A Lucedio oggi la gente si sposa e ci producono riso di vari tipi, paste e farine. Questo, almeno, è ciò che posso intuire navigando nel sito del Principato di Lucedio che si dilunga sulla descrizione dei prodotti, proponendo anche alcune ricette ad hoc. Se c’è una parte carente, sul sito, è quella che riguarda la storia del luogo, di cui si riportano la data di fondazione – il 1123 –, a opera dei monaci cistercensi e i principali passaggi di proprietà. L’altra storia, quella che ha portato uno sparuto gruppo di luttuosi in questi luoghi, una domenica d’agosto, è completamente obliterata. Ed è una storia che, ancora oggi suscita curiosità, interesse, forse qualche brivido lungo la schiena. Non è un caso che l’episodio 14 dell’orribile serie The Scariest Places on Earth sia dedicato proprio all’abbazia e ai suoi misteri, che vi racconterò in modo più sobrio.
Madonna delle Vigne.
Partiamo dal nome. Lucedio. Io lo pronuncio correttamente: è una parola sdrucciola, con l’accento che cade sulla e. Ma è facile ingannarsi e pronunciarlo diversamente, come se il nome fosse composto da due parole: Luce-Dio, luce di Dio. Un’altra teoria etimologica, però, ci porta all’opposto del bene, al nome di un angelo che alla luce era fortemente connesso, finché poi non precipitò nella tenebra. Lucifero. E di qui in avanti la storia diventa leggenda. All’interno del Principato non siamo riusciti ad accedere. Colpa nostra, che non abbiamo prenotato per tempo. Una signora al citofono ci fa carinamente notare che le due chiese e gli altri edifici protetti entro la cinta di mura non sono accessibili ora, forse neppure più in là. Eppure, io la chiesa di Santa Maria avrei voluto a tutti i costi vederla. Ho letto in rete molte congetture sulla sua “bizzarria” architettonica – alcuni dicono che la sua pianta richiami la figura di una croce capovolta – e sui tunnel sotterranei che, in passato, collegavano il Principato a molte località delle vicinanze e del Monferrato in un reticolo intricatissimo.

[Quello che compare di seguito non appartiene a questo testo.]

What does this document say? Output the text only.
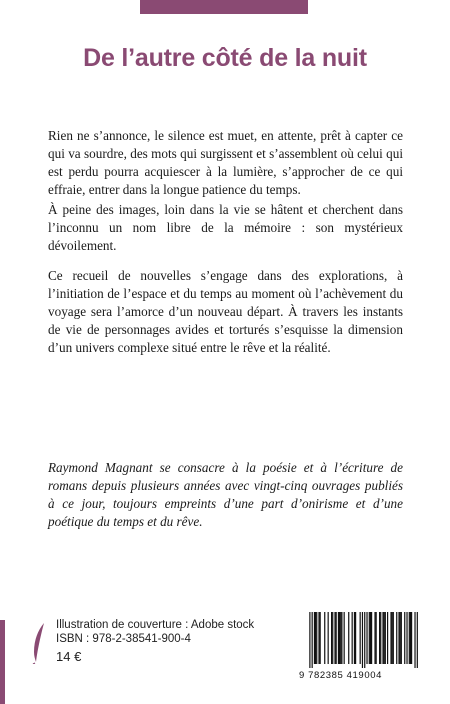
De l’autre côté de la nuit

Rien ne s’annonce, le silence est muet, en attente, prêt à capter ce qui va sourdre, des mots qui surgissent et s’assemblent où celui qui est perdu pourra acquiescer à la lumière, s’approcher de ce qui effraie, entrer dans la longue patience du temps.

À peine des images, loin dans la vie se hâtent et cherchent dans l’inconnu un nom libre de la mémoire : son mystérieux dévoilement.

Ce recueil de nouvelles s’engage dans des explorations, à l’initiation de l’espace et du temps au moment où l’achèvement du voyage sera l’amorce d’un nouveau départ. À travers les instants de vie de personnages avides et torturés s’esquisse la dimension d’un univers complexe situé entre le rêve et la réalité.

Raymond Magnant se consacre à la poésie et à l’écriture de romans depuis plusieurs années avec vingt-cinq ouvrages publiés à ce jour, toujours empreints d’une part d’onirisme et d’une poétique du temps et du rêve.

Illustration de couverture : Adobe stock
ISBN : 978-2-38541-900-4
14 €
9 782385 419004
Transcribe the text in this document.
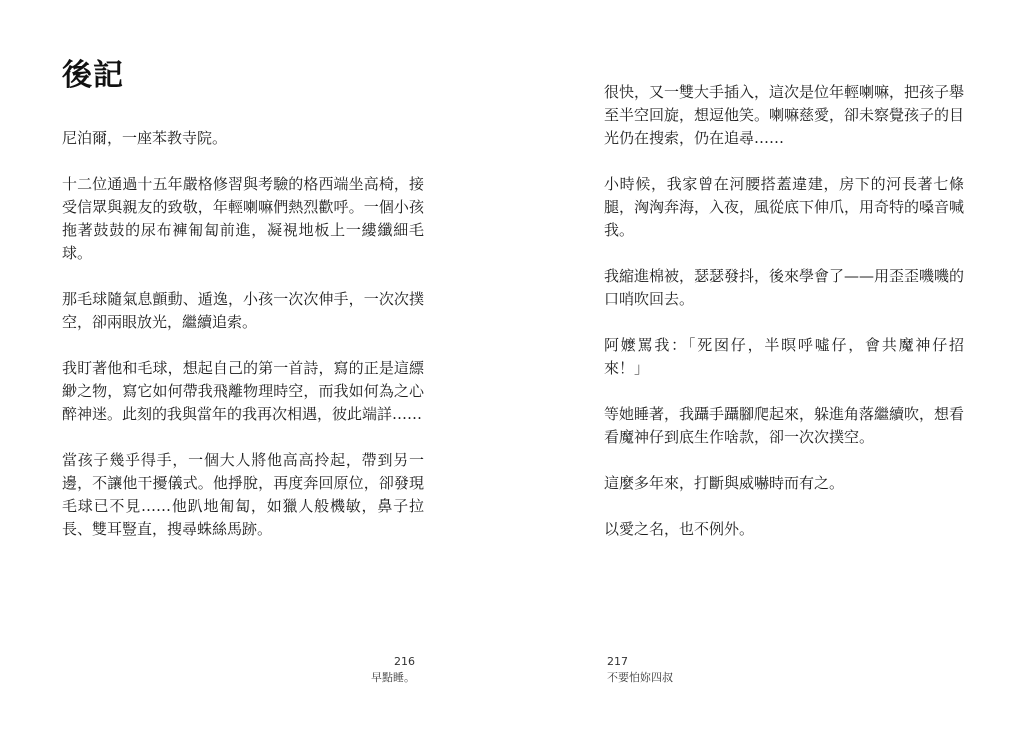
後記

尼泊爾，一座苯教寺院。

十二位通過十五年嚴格修習與考驗的格西端坐高椅，接受信眾與親友的致敬，年輕喇嘛們熱烈歡呼。一個小孩拖著鼓鼓的尿布褲匍匐前進，凝視地板上一縷纖細毛球。

那毛球隨氣息顫動、遁逸，小孩一次次伸手，一次次撲空，卻兩眼放光，繼續追索。

我盯著他和毛球，想起自己的第一首詩，寫的正是這縹緲之物，寫它如何帶我飛離物理時空，而我如何為之心醉神迷。此刻的我與當年的我再次相遇，彼此端詳……

當孩子幾乎得手，一個大人將他高高拎起，帶到另一邊，不讓他干擾儀式。他掙脫，再度奔回原位，卻發現毛球已不見……他趴地匍匐，如獵人般機敏，鼻子拉長、雙耳豎直，搜尋蛛絲馬跡。

216
早點睡。

很快，又一雙大手插入，這次是位年輕喇嘛，把孩子舉至半空回旋，想逗他笑。喇嘛慈愛，卻未察覺孩子的目光仍在搜索，仍在追尋……

小時候，我家曾在河腰搭蓋違建，房下的河長著七條腿，洶洶奔海，入夜，風從底下伸爪，用奇特的嗓音喊我。

我縮進棉被，瑟瑟發抖，後來學會了——用歪歪嘰嘰的口哨吹回去。

阿嬤罵我：「死囡仔，半暝呼噓仔，會共魔神仔招來！」

等她睡著，我躡手躡腳爬起來，躲進角落繼續吹，想看看魔神仔到底生作啥款，卻一次次撲空。

這麼多年來，打斷與威嚇時而有之。

以愛之名，也不例外。

217
不要怕妳四叔
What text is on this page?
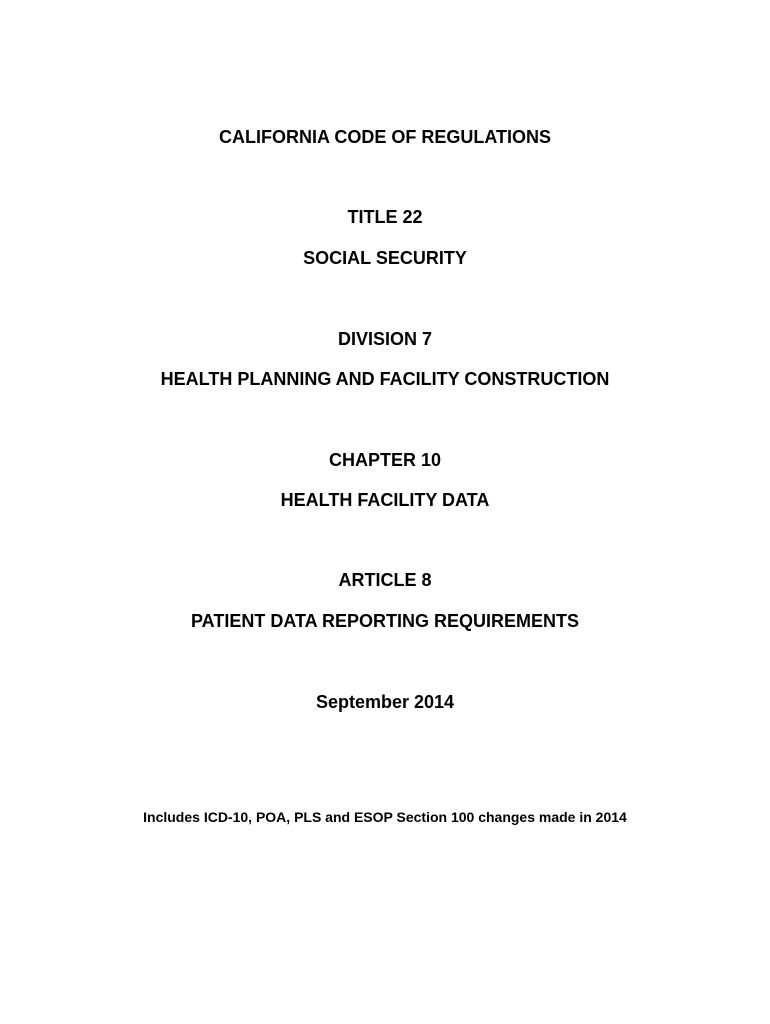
CALIFORNIA CODE OF REGULATIONS
TITLE 22
SOCIAL SECURITY
DIVISION 7
HEALTH PLANNING AND FACILITY CONSTRUCTION
CHAPTER 10
HEALTH FACILITY DATA
ARTICLE 8
PATIENT DATA REPORTING REQUIREMENTS
September 2014
Includes ICD-10, POA, PLS and ESOP Section 100 changes made in 2014
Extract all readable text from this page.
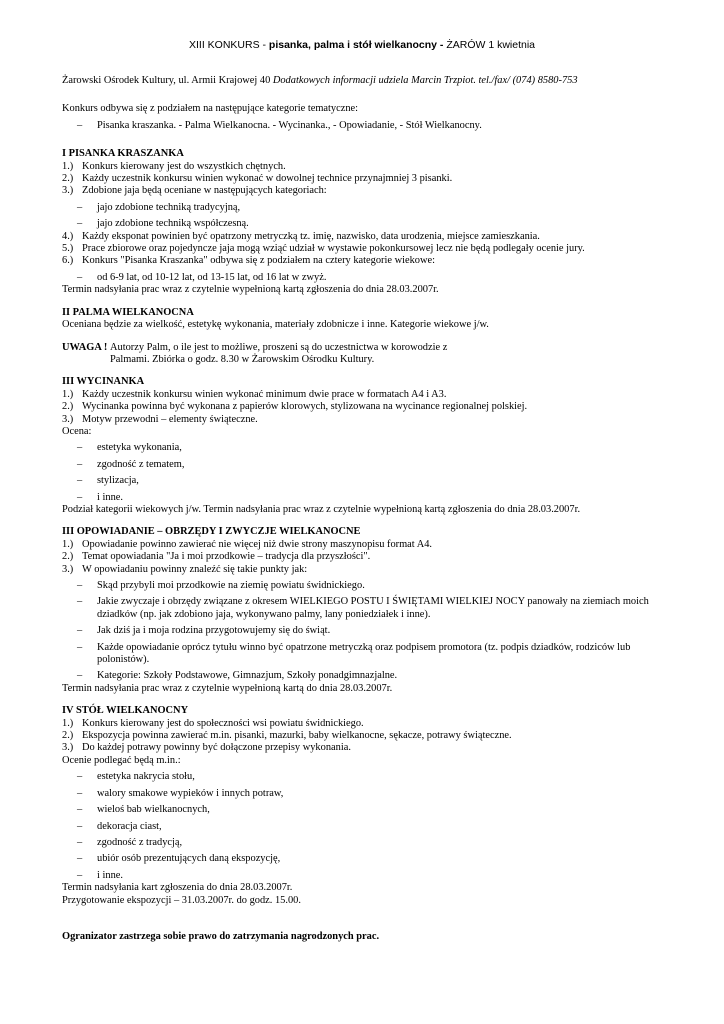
XIII KONKURS - pisanka, palma i stół wielkanocny - ŻARÓW 1 kwietnia

Żarowski Ośrodek Kultury, ul. Armii Krajowej 40 Dodatkowych informacji udziela Marcin Trzpiot. tel./fax/ (074) 8580-753

Konkurs odbywa się z podziałem na następujące kategorie tematyczne:

–	Pisanka kraszanka. - Palma Wielkanocna. - Wycinanka., - Opowiadanie, - Stół Wielkanocny.

I PISANKA KRASZANKA

1.) Konkurs kierowany jest do wszystkich chętnych.
2.) Każdy uczestnik konkursu winien wykonać w dowolnej technice przynajmniej 3 pisanki.
3.) Zdobione jaja będą oceniane w następujących kategoriach:
–	jajo zdobione techniką tradycyjną,
–	jajo zdobione techniką współczesną.
4.) Każdy eksponat powinien być opatrzony metryczką tz. imię, nazwisko, data urodzenia, miejsce zamieszkania.
5.) Prace zbiorowe oraz pojedyncze jaja mogą wziąć udział w wystawie pokonkursowej lecz nie będą podlegały ocenie jury.
6.) Konkurs "Pisanka Kraszanka" odbywa się z podziałem na cztery kategorie wiekowe:
–	od 6-9 lat, od 10-12 lat, od 13-15 lat, od 16 lat w zwyż.

Termin nadsyłania prac wraz z czytelnie wypełnioną kartą zgłoszenia do dnia 28.03.2007r.

II PALMA WIELKANOCNA

Oceniana będzie za wielkość, estetykę wykonania, materiały zdobnicze i inne. Kategorie wiekowe j/w.

UWAGA ! Autorzy Palm, o ile jest to możliwe, proszeni są do uczestnictwa w korowodzie z Palmami. Zbiórka o godz. 8.30 w Żarowskim Ośrodku Kultury.

III WYCINANKA

1.) Każdy uczestnik konkursu winien wykonać minimum dwie prace w formatach A4 i A3.
2.) Wycinanka powinna być wykonana z papierów klorowych, stylizowana na wycinance regionalnej polskiej.
3.) Motyw przewodni – elementy świąteczne.

Ocena:

–	estetyka wykonania,
–	zgodność z tematem,
–	stylizacja,
–	i inne.

Podział kategorii wiekowych j/w. Termin nadsyłania prac wraz z czytelnie wypełnioną kartą zgłoszenia do dnia 28.03.2007r.

III OPOWIADANIE – OBRZĘDY I ZWYCZJE WIELKANOCNE

1.) Opowiadanie powinno zawierać nie więcej niż dwie strony maszynopisu format A4.
2.) Temat opowiadania "Ja i moi przodkowie – tradycja dla przyszłości".
3.) W opowiadaniu powinny znaleźć się takie punkty jak:
–	Skąd przybyli moi przodkowie na ziemię powiatu świdnickiego.
–	Jakie zwyczaje i obrzędy związane z okresem WIELKIEGO POSTU I ŚWIĘTAMI WIELKIEJ NOCY panowały na ziemiach moich dziadków (np. jak zdobiono jaja, wykonywano palmy, lany poniedziałek i inne).
–	Jak dziś ja i moja rodzina przygotowujemy się do świąt.
–	Każde opowiadanie oprócz tytułu winno być opatrzone metryczką oraz podpisem promotora (tz. podpis dziadków, rodziców lub polonistów).
–	Kategorie: Szkoły Podstawowe, Gimnazjum, Szkoły ponadgimnazjalne.

Termin nadsyłania prac wraz z czytelnie wypełnioną kartą do dnia 28.03.2007r.

IV STÓŁ WIELKANOCNY

1.) Konkurs kierowany jest do społeczności wsi powiatu świdnickiego.
2.) Ekspozycja powinna zawierać m.in. pisanki, mazurki, baby wielkanocne, sękacze, potrawy świąteczne.
3.) Do każdej potrawy powinny być dołączone przepisy wykonania.

Ocenie podlegać będą m.in.:

–	estetyka nakrycia stołu,
–	walory smakowe wypieków i innych potraw,
–	wieloś bab wielkanocnych,
–	dekoracja ciast,
–	zgodność z tradycją,
–	ubiór osób prezentujących daną ekspozycję,
–	i inne.

Termin nadsyłania kart zgłoszenia do dnia 28.03.2007r.

Przygotowanie ekspozycji – 31.03.2007r. do godz. 15.00.

Ogranizator zastrzega sobie prawo do zatrzymania nagrodzonych prac.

Mangiamo lì a fianco, in una piccola radura di erba. Alcuni di noi sembrano delusi, almeno un po’. Forse si aspettavano di più. Ma a mio avviso l’aura di mistero è forte e potente. E ora sono contenta, perché siamo qui in un po’ di persone che stiamo bevendo un Domaine du Diable rosé – piccolo omaggio… –, ma da sola sento che forse non ci sarei mai venuta.
Finiamo pranzo, ci incamminiamo, riprendiamo le macchine e percorriamo la strada drittissima che porta nuovamente al Principato. Ma ce lo lasciamo alle spalle. Poco oltre, infatti, c’è l’altra meta della giornata, il cimitero della Darola. L’entrata è sfasciata. Un cancelletto massacrato dai rovi e un Cristo in alto in una nicchia, che ormai non può più fare alcunché. Da fuori, si scorge una vegetazione prepotente, disorganizzata, avida di spazi. Dentro, questa impressione sarà confermata. Raggiungiamo la chiesetta sul fondo, annotando prima alcune lapidi – le ultime del cimitero – risalenti al 1945. Sul pavimento della chiesetta un tappeto finto persiano, polveroso e stracciato, testimone di qualche sabba recente. Sui muri scritte, qualche 666 qua e là. Siamo insieme scettici, colpiti, un po’ inquieti. Satana c’è, c’è sempre stato da queste parti. Ma è veramente lui o solo una reazione alla noia? Non ci chiediamo altro. Va bene così. Per essere l’8 di agosto, questo tour alternativo tra abbandono, morte e possedimenti, è già sufficiente. Forse siamo annoiati anche noi.